Apolinario Mabini came from a poor family in Tanauan, Batangas. Yet he never showed any lack of interest in studying. He persisted and strived hard to finish his studies. Eighteen years of courageous and admirable struggle was what Mabini had surpassed in order to achieve his dream. Indeed, it was a very long and remarkable journey to success. .
So how was Mabini as a student?.
Aside from his family's poverty, there were some other factors that could have induced Mabini not to study at all. His father, Inocensio Mabini, could not read nor write while his mother, Dionisia Maranan, seemed to be more educated. It was also known that there was no school in Talaga at that time. So it only means that if he really wants to study, he will walk six miles all the way to the town proper. But none of these things had stopped him from gathering his strength to ask his mother to send him to school in Tanauan. .
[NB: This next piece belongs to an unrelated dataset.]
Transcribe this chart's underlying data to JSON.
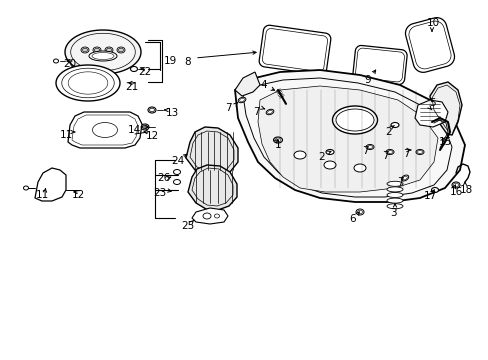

Mabini was known as a "quiet boy who never had any books to study with, but who was nevertheless the exemplary student. He - they further say - used to read his lessons from the books of his classmates on the way to school-.1 At the age of 14, he was enrolled in the Secondary School of D. Valerio Malabanan also in Tanauan. This school was the pioneer of its kind outside Manila, a center of Excellency in academics and the most respectable school of secondary education in the country (outside Manila). Fr. Malabanan, "an old clergyman-, as Mabini describes him, can be rightly considered as "the grandfather of the Batangueño intellectuality.""2 He then lived in the house of a certain Maraiano Petrasanta for three years making him away from his family.
In his first three years in the school of Tanauan, Apolinario Mabini earned excellent grades. This may be due to his seriousness and concentration accounting from the fact that he had not many friends nor had not showed himself during saraos and fiestas.